Der Apothekerkammer Niedersachsen gehören rund 7.000 Mitglieder an. Der Apotheker ist ein fachlich unabhängiger Heilberufler. Der Gesetzgeber hat den selbstständigen Apothekern die sichere und flächendeckende Versorgung der Bevölkerung mit Arzneimitteln übertragen. Der Beruf erfordert ein vierjähriges Pharmaziestudium an einer Universität und ein praktisches Jahr. Dabei erwirbt der Studierende Kenntnisse in pharmazeutischer Chemie und Biologie, Technologie, Pharmakologie und Toxikologie. Nach drei Staatsexamina erhält er eine Approbation. Nur mit dieser staatlichen Zulassung kann er eine öffentliche Apotheke führen.

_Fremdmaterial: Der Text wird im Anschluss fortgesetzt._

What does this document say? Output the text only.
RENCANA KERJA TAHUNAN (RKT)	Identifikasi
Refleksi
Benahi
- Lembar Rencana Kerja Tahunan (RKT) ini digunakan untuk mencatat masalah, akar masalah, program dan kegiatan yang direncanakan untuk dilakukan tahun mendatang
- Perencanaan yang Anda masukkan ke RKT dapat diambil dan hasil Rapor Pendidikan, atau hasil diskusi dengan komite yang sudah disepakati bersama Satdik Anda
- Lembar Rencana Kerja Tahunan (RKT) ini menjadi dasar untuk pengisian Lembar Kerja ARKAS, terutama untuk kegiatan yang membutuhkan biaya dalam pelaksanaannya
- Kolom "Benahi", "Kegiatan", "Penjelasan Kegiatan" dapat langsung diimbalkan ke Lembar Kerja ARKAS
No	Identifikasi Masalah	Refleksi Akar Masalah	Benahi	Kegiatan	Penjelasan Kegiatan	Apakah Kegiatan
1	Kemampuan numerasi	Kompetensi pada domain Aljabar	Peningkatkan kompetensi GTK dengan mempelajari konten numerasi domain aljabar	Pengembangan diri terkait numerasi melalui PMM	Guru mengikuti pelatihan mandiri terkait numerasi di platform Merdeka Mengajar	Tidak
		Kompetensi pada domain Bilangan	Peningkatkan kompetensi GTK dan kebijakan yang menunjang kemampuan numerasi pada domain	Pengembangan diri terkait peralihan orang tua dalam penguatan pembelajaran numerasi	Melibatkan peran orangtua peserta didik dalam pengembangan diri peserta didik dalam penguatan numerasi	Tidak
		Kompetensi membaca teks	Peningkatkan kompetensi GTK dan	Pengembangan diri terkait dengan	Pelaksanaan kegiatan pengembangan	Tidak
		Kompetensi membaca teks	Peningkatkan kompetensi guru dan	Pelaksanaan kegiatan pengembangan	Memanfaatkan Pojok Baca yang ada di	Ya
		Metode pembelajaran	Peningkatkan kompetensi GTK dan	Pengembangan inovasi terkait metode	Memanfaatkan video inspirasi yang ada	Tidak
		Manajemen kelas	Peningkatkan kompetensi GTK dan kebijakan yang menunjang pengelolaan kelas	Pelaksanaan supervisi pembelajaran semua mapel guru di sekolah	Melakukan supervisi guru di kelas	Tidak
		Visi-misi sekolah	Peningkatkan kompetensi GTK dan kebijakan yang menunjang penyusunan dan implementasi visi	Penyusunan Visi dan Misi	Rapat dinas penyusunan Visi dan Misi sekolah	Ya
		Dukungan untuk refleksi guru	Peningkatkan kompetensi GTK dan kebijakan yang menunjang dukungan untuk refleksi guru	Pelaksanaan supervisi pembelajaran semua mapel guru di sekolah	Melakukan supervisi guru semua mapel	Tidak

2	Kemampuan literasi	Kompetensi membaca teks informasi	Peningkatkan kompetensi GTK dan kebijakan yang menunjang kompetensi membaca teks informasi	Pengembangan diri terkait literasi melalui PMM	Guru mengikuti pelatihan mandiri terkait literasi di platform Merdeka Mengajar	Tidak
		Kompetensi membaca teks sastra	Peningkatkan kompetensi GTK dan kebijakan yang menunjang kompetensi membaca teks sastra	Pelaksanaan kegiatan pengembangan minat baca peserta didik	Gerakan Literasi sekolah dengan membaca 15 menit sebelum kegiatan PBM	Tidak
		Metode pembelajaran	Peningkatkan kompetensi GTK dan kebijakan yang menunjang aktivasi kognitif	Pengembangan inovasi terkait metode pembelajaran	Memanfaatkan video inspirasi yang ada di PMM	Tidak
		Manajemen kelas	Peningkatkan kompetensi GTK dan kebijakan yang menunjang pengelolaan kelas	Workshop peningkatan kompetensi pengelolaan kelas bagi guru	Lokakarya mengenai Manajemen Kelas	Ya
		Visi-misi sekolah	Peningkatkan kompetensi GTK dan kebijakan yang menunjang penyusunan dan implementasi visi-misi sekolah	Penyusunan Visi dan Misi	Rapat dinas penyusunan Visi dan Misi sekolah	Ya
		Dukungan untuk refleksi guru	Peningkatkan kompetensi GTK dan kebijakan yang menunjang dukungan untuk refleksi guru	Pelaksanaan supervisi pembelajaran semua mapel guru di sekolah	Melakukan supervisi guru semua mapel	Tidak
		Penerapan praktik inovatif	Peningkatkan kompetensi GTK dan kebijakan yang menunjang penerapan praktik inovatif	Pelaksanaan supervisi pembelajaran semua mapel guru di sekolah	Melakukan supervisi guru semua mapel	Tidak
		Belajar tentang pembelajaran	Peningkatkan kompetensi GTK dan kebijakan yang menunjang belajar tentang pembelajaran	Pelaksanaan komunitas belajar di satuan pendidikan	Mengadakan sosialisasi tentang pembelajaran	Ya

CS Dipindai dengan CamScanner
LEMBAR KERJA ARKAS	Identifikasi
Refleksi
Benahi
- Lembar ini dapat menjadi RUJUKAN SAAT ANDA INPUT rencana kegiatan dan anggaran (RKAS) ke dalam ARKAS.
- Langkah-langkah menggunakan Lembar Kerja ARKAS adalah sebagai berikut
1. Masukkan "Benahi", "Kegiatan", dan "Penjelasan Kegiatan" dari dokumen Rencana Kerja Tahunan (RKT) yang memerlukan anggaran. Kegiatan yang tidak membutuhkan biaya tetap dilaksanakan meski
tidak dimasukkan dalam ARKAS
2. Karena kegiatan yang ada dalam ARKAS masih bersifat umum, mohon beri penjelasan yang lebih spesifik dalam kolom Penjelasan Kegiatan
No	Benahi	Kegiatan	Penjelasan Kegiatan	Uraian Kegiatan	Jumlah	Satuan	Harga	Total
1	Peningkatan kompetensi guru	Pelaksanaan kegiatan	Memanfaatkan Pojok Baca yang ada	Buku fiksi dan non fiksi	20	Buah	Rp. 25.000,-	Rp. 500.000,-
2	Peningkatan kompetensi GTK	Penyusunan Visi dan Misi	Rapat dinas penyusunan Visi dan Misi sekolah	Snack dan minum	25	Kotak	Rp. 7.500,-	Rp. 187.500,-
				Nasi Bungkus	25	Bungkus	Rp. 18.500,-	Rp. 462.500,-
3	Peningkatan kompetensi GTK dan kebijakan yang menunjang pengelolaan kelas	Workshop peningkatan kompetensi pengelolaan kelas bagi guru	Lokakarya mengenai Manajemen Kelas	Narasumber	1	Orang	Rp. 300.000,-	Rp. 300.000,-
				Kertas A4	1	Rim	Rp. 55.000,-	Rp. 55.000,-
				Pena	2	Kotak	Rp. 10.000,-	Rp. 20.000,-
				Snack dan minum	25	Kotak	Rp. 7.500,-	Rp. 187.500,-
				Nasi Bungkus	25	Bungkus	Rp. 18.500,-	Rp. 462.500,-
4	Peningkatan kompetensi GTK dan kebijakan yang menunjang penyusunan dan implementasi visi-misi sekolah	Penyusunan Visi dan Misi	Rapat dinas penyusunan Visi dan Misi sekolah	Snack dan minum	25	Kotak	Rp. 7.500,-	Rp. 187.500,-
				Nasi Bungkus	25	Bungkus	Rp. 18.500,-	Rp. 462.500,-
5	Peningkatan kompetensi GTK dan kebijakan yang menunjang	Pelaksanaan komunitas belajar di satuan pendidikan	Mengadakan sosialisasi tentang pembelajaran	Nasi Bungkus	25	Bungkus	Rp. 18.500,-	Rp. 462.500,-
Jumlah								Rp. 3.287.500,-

Der Apotheker fertigt individuelle Rezepturen an, erklärt die korrekte Einnahme von Medikamenten, warnt vor Wechselwirkungen und garantiert diese Versorgung auch im Nacht- und Notdienst.
Der Landesapothekerverband Niedersachsen (LAV) e.V. vertritt die wirtschaftlichen und berufspolitischen Interessen der niedersächsischen Apothekenleiter in der Öffentlichkeit, gegenüber der Politik und den Partnern im Gesundheitswesen. Dem Verband sind mehr als 1.900 niedersächsische Apotheken angeschlossen – das entspricht einem landesweiten Organisationsgrad von rund 90 Prozent.